職場の会などで寸志をもらった場合、個別のお返しは基本的に不要なことが多いです。

ただし、お礼の言葉はきちんと伝えましょう。

会のあとに、幹事からお礼メールやメッセージを送ると丁寧です。

寸志は会費とは別に渡すもの?

寸志は、会費とは別に渡すことが多いです。

たとえば、上司や役職者が参加費とは別に、会の足しとして幹事へ渡すようなケースです。

ただし、会社や会の慣習によって扱いは異なります。

不安な場合は、過去の例や幹事の方針に合わせるとよいでしょう。

まとめ|寸志は封筒の書き方・入れ方・渡し方を整えると気持ちが伝わる

寸志は、感謝や労いの気持ちを伝えるための心づけです。

封筒の書き方やお金の入れ方に少し気を配るだけで、相手に丁寧な印象を持ってもらいやすくなります。

寸志は立場に合わせた表書き選びが大切

寸志でまず大切なのは、相手との関係性に合わせて表書きを選ぶことです。

自分が上司や目上の立場で、会の足しとして渡す場合は「寸志」が使いやすいです。

一方で、目上の人へ渡す場合や、相手との関係性に迷う場合は「御礼」を選ぶと安心です。

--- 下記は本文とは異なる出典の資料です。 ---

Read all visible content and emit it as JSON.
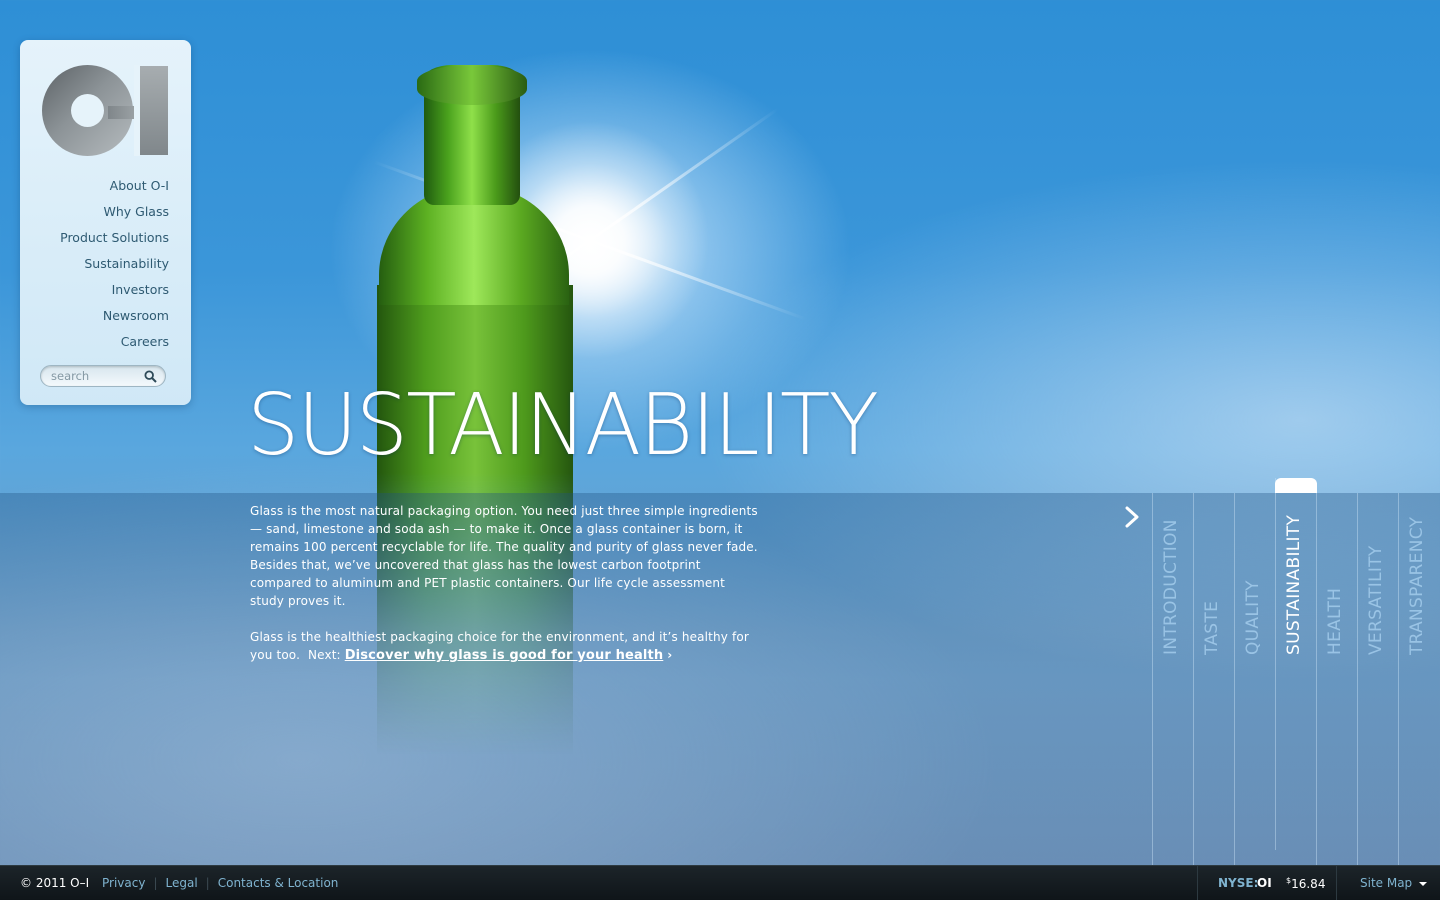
{
  "nav": {
    "items": [
      "About O-I",
      "Why Glass",
      "Product Solutions",
      "Sustainability",
      "Investors",
      "Newsroom",
      "Careers"
    ]
  },
  "search": {
    "placeholder": "search"
  },
  "hero": {
    "title": "SUSTAINABILITY",
    "paragraph1": "Glass is the most natural packaging option. You need just three simple ingredients — sand, limestone and soda ash — to make it. Once a glass container is born, it remains 100 percent recyclable for life. The quality and purity of glass never fade. Besides that, we’ve uncovered that glass has the lowest carbon footprint compared to aluminum and PET plastic containers. Our life cycle assessment study proves it.",
    "paragraph2": "Glass is the healthiest packaging choice for the environment, and it’s healthy for you too.",
    "next_label": "Next:",
    "next_link": "Discover why glass is good for your health",
    "next_arrow": "›"
  },
  "tabs": {
    "items": [
      "INTRODUCTION",
      "TASTE",
      "QUALITY",
      "SUSTAINABILITY",
      "HEALTH",
      "VERSATILITY",
      "TRANSPARENCY"
    ],
    "active_index": 3
  },
  "footer": {
    "copyright": "© 2011 O–I",
    "links": [
      "Privacy",
      "Legal",
      "Contacts & Location"
    ],
    "stock_exchange": "NYSE:",
    "stock_ticker": "OI",
    "stock_currency": "$",
    "stock_price": "16.84",
    "site_map": "Site Map"
  },
  "colors": {
    "sky": "#3b96d9",
    "nav_text": "#2e5a72",
    "footer_bg": "#151c20",
    "footer_link": "#7fb3cf"
  }
}
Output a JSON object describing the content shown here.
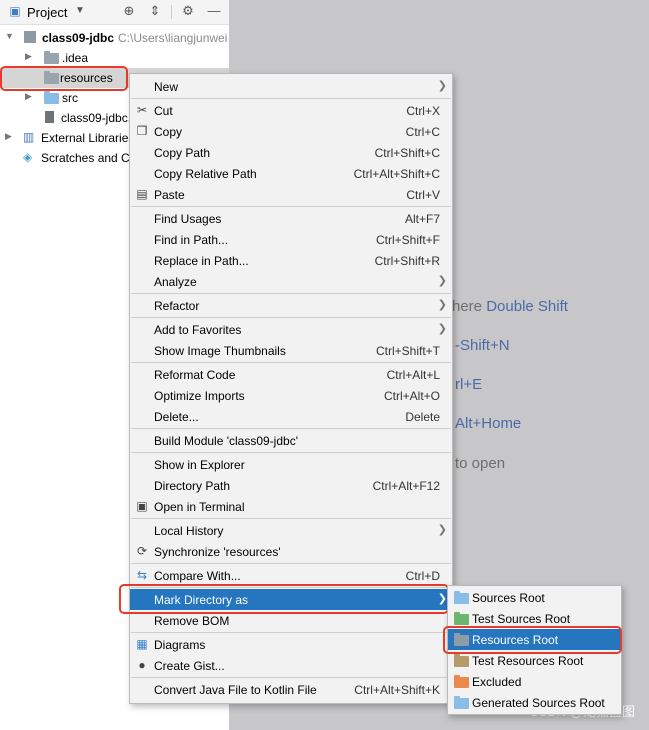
{
  "project_panel": {
    "title": "Project",
    "tree": {
      "root_name": "class09-jdbc",
      "root_path": "C:\\Users\\liangjunwei",
      "idea": ".idea",
      "resources": "resources",
      "src": "src",
      "iml": "class09-jdbc.",
      "external": "External Libraries",
      "scratches": "Scratches and Co"
    }
  },
  "editor_hints": {
    "search_prefix": "here ",
    "search_key": "Double Shift",
    "goto_file": "-Shift+N",
    "recent": "rl+E",
    "nav_bar": "Alt+Home",
    "drop": "to open"
  },
  "context_menu": {
    "new": "New",
    "cut": "Cut",
    "cut_sc": "Ctrl+X",
    "copy": "Copy",
    "copy_sc": "Ctrl+C",
    "copy_path": "Copy Path",
    "copy_path_sc": "Ctrl+Shift+C",
    "copy_rel": "Copy Relative Path",
    "copy_rel_sc": "Ctrl+Alt+Shift+C",
    "paste": "Paste",
    "paste_sc": "Ctrl+V",
    "find_usages": "Find Usages",
    "find_usages_sc": "Alt+F7",
    "find_path": "Find in Path...",
    "find_path_sc": "Ctrl+Shift+F",
    "replace_path": "Replace in Path...",
    "replace_path_sc": "Ctrl+Shift+R",
    "analyze": "Analyze",
    "refactor": "Refactor",
    "favorites": "Add to Favorites",
    "thumbnails": "Show Image Thumbnails",
    "thumbnails_sc": "Ctrl+Shift+T",
    "reformat": "Reformat Code",
    "reformat_sc": "Ctrl+Alt+L",
    "optimize": "Optimize Imports",
    "optimize_sc": "Ctrl+Alt+O",
    "delete": "Delete...",
    "delete_sc": "Delete",
    "build_module": "Build Module 'class09-jdbc'",
    "show_explorer": "Show in Explorer",
    "dir_path": "Directory Path",
    "dir_path_sc": "Ctrl+Alt+F12",
    "terminal": "Open in Terminal",
    "local_history": "Local History",
    "synchronize": "Synchronize 'resources'",
    "compare": "Compare With...",
    "compare_sc": "Ctrl+D",
    "mark_dir": "Mark Directory as",
    "remove_bom": "Remove BOM",
    "diagrams": "Diagrams",
    "gist": "Create Gist...",
    "kotlin": "Convert Java File to Kotlin File",
    "kotlin_sc": "Ctrl+Alt+Shift+K"
  },
  "submenu": {
    "sources_root": "Sources Root",
    "test_sources_root": "Test Sources Root",
    "resources_root": "Resources Root",
    "test_resources_root": "Test Resources Root",
    "excluded": "Excluded",
    "generated_sources_root": "Generated Sources Root"
  },
  "watermark": "CSDN @龙猫蓝图",
  "colors": {
    "selection": "#2675bf",
    "highlight_box": "#e53a2c",
    "editor_bg": "#c7c7c9"
  }
}
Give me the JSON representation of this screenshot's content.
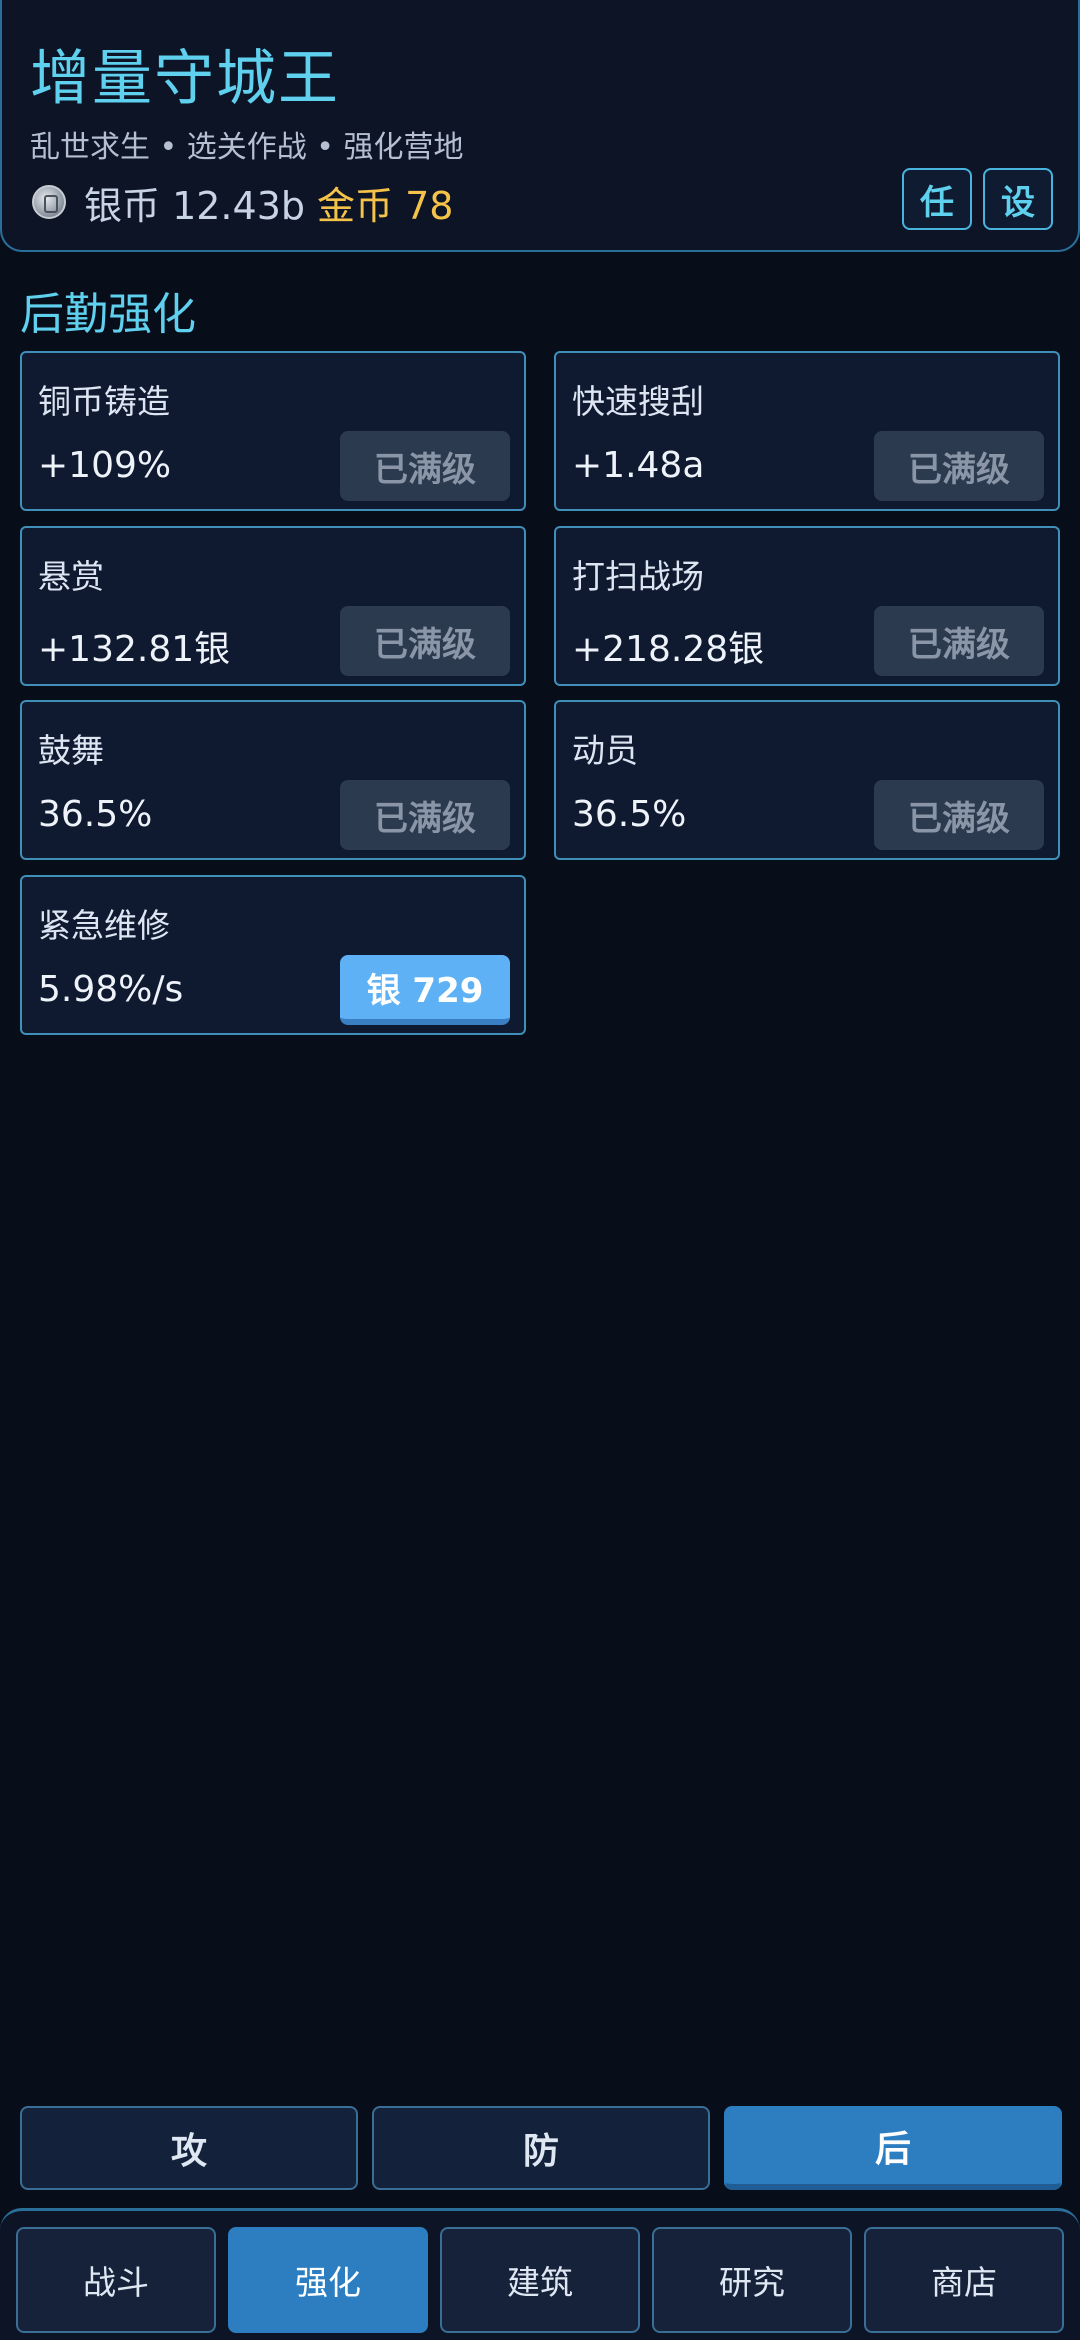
{
  "header": {
    "title": "增量守城王",
    "subtitle": "乱世求生 • 选关作战 • 强化营地",
    "silver": "银币 12.43b",
    "gold": "金币 78",
    "tasks_button": "任",
    "settings_button": "设",
    "coin_icon": "silver-coin-icon"
  },
  "section": {
    "title": "后勤强化",
    "upgrades": [
      {
        "name": "铜币铸造",
        "value": "+109%",
        "button": "已满级"
      },
      {
        "name": "快速搜刮",
        "value": "+1.48a",
        "button": "已满级"
      },
      {
        "name": "悬赏",
        "value": "+132.81银",
        "button": "已满级"
      },
      {
        "name": "打扫战场",
        "value": "+218.28银",
        "button": "已满级"
      },
      {
        "name": "鼓舞",
        "value": "36.5%",
        "button": "已满级"
      },
      {
        "name": "动员",
        "value": "36.5%",
        "button": "已满级"
      },
      {
        "name": "紧急维修",
        "value": "5.98%/s",
        "button": "银 729"
      }
    ]
  },
  "categories": [
    {
      "label": "攻"
    },
    {
      "label": "防"
    },
    {
      "label": "后",
      "active": true
    }
  ],
  "nav": [
    {
      "label": "战斗"
    },
    {
      "label": "强化",
      "active": true
    },
    {
      "label": "建筑"
    },
    {
      "label": "研究"
    },
    {
      "label": "商店"
    }
  ],
  "colors": {
    "accent": "#5fd0ee",
    "gold": "#f6c34a",
    "active": "#2c7ec0",
    "buy": "#5eb1f4",
    "background": "#080d1a"
  }
}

受け取る側が紹介するときは、「ご厚志」や「ご芳志」という言葉を使うと丁寧です。

封筒やお札の向きを整えると丁寧な印象になる

封筒は、白無地封筒やシンプルなのし袋を選ぶと使いやすいです。

のし袋を使う場合は、紅白の蝶結びが一般的な場面に向いています。

お札はできれば新札、またはきれいなお札を用意し、封筒の表とお札の表をそろえて入れましょう。

肖像画が上にくる向きで入れると、受け取ったときにも整った印象になります。

金額よりも感謝や労いの気持ちを自然に伝えることが大切

寸志の金額は、一般的には5,000円〜10,000円程度が目安になることが多いです。

ただし、会の規模や自分の立場、職場の慣習によって変わります。

高額にすればよいというものではなく、相手が受け取りやすい金額にすることが大切です。

渡すタイミングは、会が始まる前に幹事へそっと渡すのが基本です。

「少しですが、会の足しにしてください」「心ばかりですが、皆さんで使ってください」と一言添えると、気持ちが自然に伝わります。

寸志は、形式だけを整えるものではありません。

封筒の書き方、入れ方、渡し方を少し整えることで、感謝や労いの気持ちをより気持ちよく届けることができます。